One of the more compelling findings discussed in the review is the link between tactile impairments and changes in the neurochemistry of the brain. Sensory stimulation boosts levels of acetylcholine, a chemical that plays a major role in attention and memory. It also promotes the release of brain-derived neurotrophic factor (BDNF) and fibroblast growth factor (FGF-2), both of which help support the growth and survival of neurons. Tactile deprivation, by contrast, lowers these factors, potentially triggering cell death and weakening memory circuits in the hippocampus.
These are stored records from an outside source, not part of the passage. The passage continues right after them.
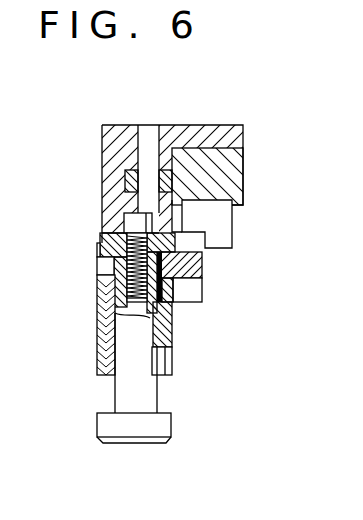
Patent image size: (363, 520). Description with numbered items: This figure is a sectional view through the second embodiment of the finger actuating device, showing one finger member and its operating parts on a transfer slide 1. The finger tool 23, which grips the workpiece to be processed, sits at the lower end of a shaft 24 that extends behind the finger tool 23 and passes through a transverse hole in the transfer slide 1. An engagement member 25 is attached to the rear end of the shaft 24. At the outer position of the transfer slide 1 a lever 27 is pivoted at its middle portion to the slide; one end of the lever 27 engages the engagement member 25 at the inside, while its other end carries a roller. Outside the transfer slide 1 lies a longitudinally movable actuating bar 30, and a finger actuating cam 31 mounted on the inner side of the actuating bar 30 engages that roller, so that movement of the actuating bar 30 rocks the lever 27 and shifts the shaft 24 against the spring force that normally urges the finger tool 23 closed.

The transfer slide 1 is at (118, 155).
The actuating bar 30 is at (228, 170).
The finger actuating cam 31 is at (232, 226).
The engagement member 25 is at (118, 248).
The lever 27 is at (190, 285).
The shaft 24 is at (143, 393).
The finger tool 23 is at (163, 422).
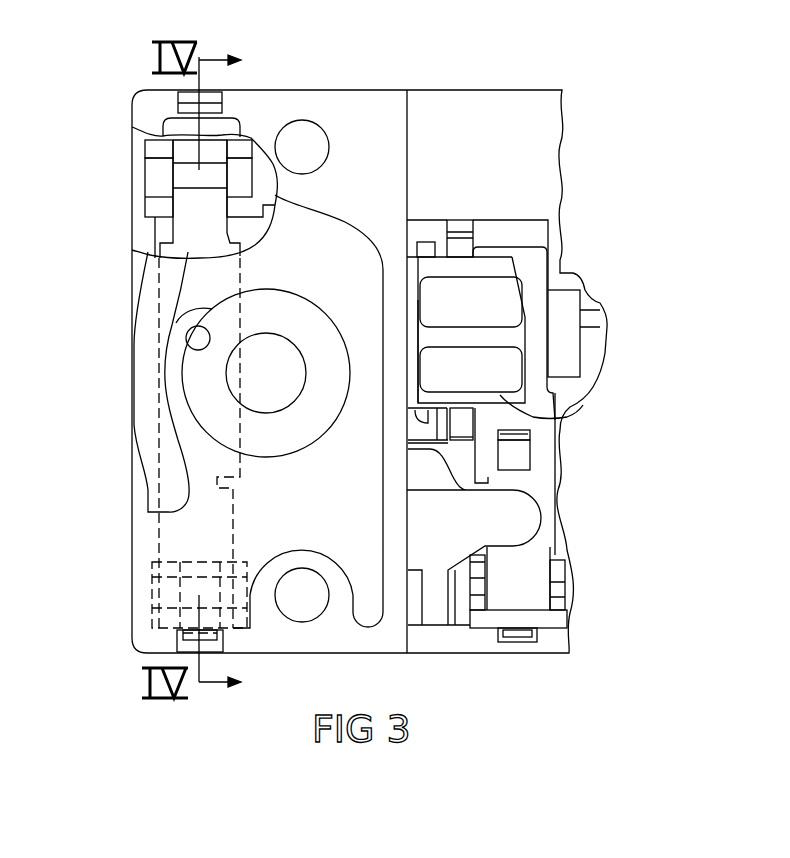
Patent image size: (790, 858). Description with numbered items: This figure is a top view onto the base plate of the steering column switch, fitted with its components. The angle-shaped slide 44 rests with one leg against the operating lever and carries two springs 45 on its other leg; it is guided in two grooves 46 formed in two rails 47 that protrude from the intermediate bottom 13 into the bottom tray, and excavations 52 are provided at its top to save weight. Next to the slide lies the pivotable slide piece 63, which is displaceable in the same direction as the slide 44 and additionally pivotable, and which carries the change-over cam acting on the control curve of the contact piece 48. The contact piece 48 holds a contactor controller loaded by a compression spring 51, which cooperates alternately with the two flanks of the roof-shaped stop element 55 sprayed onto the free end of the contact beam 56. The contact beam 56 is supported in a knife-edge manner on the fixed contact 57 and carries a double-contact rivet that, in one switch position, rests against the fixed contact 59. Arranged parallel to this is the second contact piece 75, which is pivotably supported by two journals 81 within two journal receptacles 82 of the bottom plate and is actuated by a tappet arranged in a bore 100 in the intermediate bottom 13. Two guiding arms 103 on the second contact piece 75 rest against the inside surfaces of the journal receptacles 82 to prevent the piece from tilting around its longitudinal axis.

The intermediate bottom 13 is at (180, 537).
The slide 44 is at (427, 378).
The springs 45 is at (428, 444).
The grooves 46 is at (442, 410).
The rails 47 is at (577, 411).
The contact piece 48 is at (543, 392).
The compression spring 51 is at (503, 433).
The excavations 52 is at (447, 366).
The stop element 55 is at (520, 460).
The contact beam 56 is at (538, 598).
The fixed contact 57 is at (476, 627).
The fixed contact 59 is at (472, 538).
The pivotable slide piece 63 is at (465, 243).
The second contact piece 75 is at (183, 240).
The journals 81 is at (247, 177).
The journal receptacles 82 is at (245, 150).
The bore 100 is at (199, 339).
The guiding arms 103 is at (212, 174).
The authors propose that this body of evidence supports the idea that tactile deterioration may be more than just a sign of aging — it could be an early marker of cognitive risk. If so, touch-based assessments could become a valuable tool in detecting people who may benefit from early intervention. This is especially important because many traditional cognitive screening tools may miss early signs, or may not be accessible to all populations.

The review suggests several directions for future research. One recommendation is to develop standardized methods for measuring tactile function, including proprioception and stereognosis, in older adults. These assessments could be added to routine cognitive screenings. Another area for exploration is whether tactile-based interventions — such as textured objects, massage therapy, or sensory-rich environments — can help protect or even restore cognitive function.

The authors also encourage more research into how different sensory systems interact and contribute to overall cognitive health, including studies that combine touch, sound, and visual stimulation to promote brain plasticity.

The paper, “The role of tactile sense as an early indicator of cognitive decline in aging,” was authored by Nereida Ibarra-Castaneda, Adriana Gonzalez-De-la-Cerda, and Oscar Gonzalez-Perez.